Recently here in the land of Oz there was a report on a local current affairs program call the “7:30 report” about some compounds that were isolated from the Chinese bitter melon. Aside from the howling mistake of the structure of the compounds “being solved by scanning electron microscope” (Well bugger me!) these babies have some interesting activity. For those of you that are unaware, Traditional Chinese Medicines (TCM) are currently all the rage in the world of natural products. And why not! TCM’s have been a drug lead bonanza over recent years, and have yielded such gems as artemisinin, the current antimalarial drug of choice for treating malaria that was isolated from the Chinese shrub Artemisia annua, which is fast acting and highly effective against multi-drug resistant falicparum malaria.

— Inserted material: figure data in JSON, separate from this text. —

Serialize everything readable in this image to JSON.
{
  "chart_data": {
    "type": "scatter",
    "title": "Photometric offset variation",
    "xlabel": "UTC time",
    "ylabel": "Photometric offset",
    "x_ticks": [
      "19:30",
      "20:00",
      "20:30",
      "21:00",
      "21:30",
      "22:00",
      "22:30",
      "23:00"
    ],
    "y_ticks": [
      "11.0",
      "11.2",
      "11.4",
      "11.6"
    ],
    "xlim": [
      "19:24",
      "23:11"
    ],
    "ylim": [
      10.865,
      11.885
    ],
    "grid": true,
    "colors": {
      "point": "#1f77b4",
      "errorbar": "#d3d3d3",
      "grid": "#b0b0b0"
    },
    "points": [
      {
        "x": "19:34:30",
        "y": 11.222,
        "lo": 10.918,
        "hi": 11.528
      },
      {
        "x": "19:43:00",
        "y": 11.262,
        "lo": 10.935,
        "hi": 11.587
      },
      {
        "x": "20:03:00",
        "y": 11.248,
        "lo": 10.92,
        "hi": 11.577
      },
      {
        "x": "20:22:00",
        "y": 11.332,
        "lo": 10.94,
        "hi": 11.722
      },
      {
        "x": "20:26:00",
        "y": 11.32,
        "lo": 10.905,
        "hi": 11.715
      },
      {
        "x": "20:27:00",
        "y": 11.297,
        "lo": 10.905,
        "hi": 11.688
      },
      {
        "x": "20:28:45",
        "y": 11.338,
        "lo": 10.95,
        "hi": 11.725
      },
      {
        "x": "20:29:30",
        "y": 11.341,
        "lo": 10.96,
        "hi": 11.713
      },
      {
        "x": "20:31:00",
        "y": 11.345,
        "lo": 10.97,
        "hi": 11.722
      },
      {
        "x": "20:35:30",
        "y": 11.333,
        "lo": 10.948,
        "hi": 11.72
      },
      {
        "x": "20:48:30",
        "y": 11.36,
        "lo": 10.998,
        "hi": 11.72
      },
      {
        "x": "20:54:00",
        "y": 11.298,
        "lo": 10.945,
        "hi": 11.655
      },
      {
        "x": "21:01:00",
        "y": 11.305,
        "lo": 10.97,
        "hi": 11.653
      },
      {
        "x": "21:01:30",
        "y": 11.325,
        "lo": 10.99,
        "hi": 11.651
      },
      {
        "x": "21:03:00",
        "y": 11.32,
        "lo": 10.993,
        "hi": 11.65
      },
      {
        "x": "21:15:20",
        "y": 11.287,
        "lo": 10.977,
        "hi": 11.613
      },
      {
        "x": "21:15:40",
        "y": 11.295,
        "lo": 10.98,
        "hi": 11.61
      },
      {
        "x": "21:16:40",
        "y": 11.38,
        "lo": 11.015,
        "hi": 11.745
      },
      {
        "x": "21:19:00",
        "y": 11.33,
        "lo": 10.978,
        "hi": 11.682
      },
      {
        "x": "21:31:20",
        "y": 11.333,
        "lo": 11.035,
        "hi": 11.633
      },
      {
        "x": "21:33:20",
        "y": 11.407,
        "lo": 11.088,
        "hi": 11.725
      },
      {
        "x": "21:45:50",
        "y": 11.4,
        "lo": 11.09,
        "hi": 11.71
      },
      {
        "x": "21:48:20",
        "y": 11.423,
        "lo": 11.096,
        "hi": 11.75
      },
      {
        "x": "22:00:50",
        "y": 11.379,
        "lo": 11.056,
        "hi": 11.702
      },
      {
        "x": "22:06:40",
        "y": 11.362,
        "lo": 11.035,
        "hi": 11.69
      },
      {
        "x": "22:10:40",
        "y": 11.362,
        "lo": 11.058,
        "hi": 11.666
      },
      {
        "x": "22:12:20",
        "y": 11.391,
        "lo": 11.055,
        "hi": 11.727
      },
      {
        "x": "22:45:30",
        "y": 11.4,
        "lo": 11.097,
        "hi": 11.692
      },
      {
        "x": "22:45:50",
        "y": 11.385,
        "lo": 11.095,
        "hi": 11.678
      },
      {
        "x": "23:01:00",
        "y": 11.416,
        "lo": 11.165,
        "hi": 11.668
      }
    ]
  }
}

So for me it comes as no surprise that the latest “wonder drug lead” comes from some form of Chinese vegetation. The bitter melon has long been known to exhibit antidiabetic activity. As you know doubt are aware type II diabetes is almost at epidemic proportions as we in the western world gorge ourselves and get fatter and fatter. Currently, the two drug classes of choice are the thiazolidinediones and the biguanides. The thiazolidinediones have the rather unfortunate side effect of weight gain – not the greatest side effect in the world for treating diabetes, so novel treatments are a must. A group at the Garvan Institute in Sydney, working with dudes from Bayer in Germany and the Shanghai Institute of Materia Medica got together and explored the old bitter melon and found a whole heap of cucurbitane glycosides that accounted for the activity of the extract. Check out the structures below, and here is the reference for the journal article: Min-Jia Tan, Ji-Ming Ye, Nigel Turner, Cordula Hohnen-Behrens, Chang-Qiang Ke, Chun-Ping Tang, Tong Chen, Hans-Christoph Weiss, Ernst-Rudolf Gesing, Alex Rowland, David E. James and Yang Y, “Antidiabetic Activities of Triterpenoids Isolated from Bitter Melon Associated with Activation of the AMPK Pathway” Chemistry and Biology, 2008, 15, 263 – 273
This got me thinking. Do we analyse the “drugability” of compounds to much. In terms of further development, these guys are a medicinal chemists worst nightmare. To lipophilic, to many chiral centres, etc etc etc. Do we rationalise everything far to much in western medicine at the expense of both serendipity and more traditional pharmacognosy based drug discovery? For me the answer is a resounding YES! These cucurbitane glycosides got me thinking of another triterpene glycoside isolated from the Hoodia cactus, the imaginatively called p57 (see below). This fella has great appetite suppressant activity, and the San people in southern Africa eat the cactus before they go out on their long hunting and gathering capers. There is also considerable overlap at the molecular target level between obesity and type II diabetes, with drugs against one therapeutic area having activity against the other.
Could the western world fatties turn to the good ‘ol triterpene glycoside to solve the obesity/diabetes problems? Should somebody undertake a massive screening campaign looking at trying to identify as many of this structure class as possible that is active against molecular targets implicated in these two disease states? Is this a nail in the coffin of such stupidity as the screening of vast arrays of synthetic libraries to find novel drugs? Has (as I suspect) nature done all the work for us, and all we have to do is conserve a little bit of it, explore it chemically and biologically, and let the medicinal chemists use their skills and talents at manipulating and tinkering around the edges with what nature has provided us to come up with ultimate drug winners? I think so. And just think of the medicinal opportunities that have been lost through the mindless slaughter and marginalisation of Australian aboriginals. It certainly makes me sick.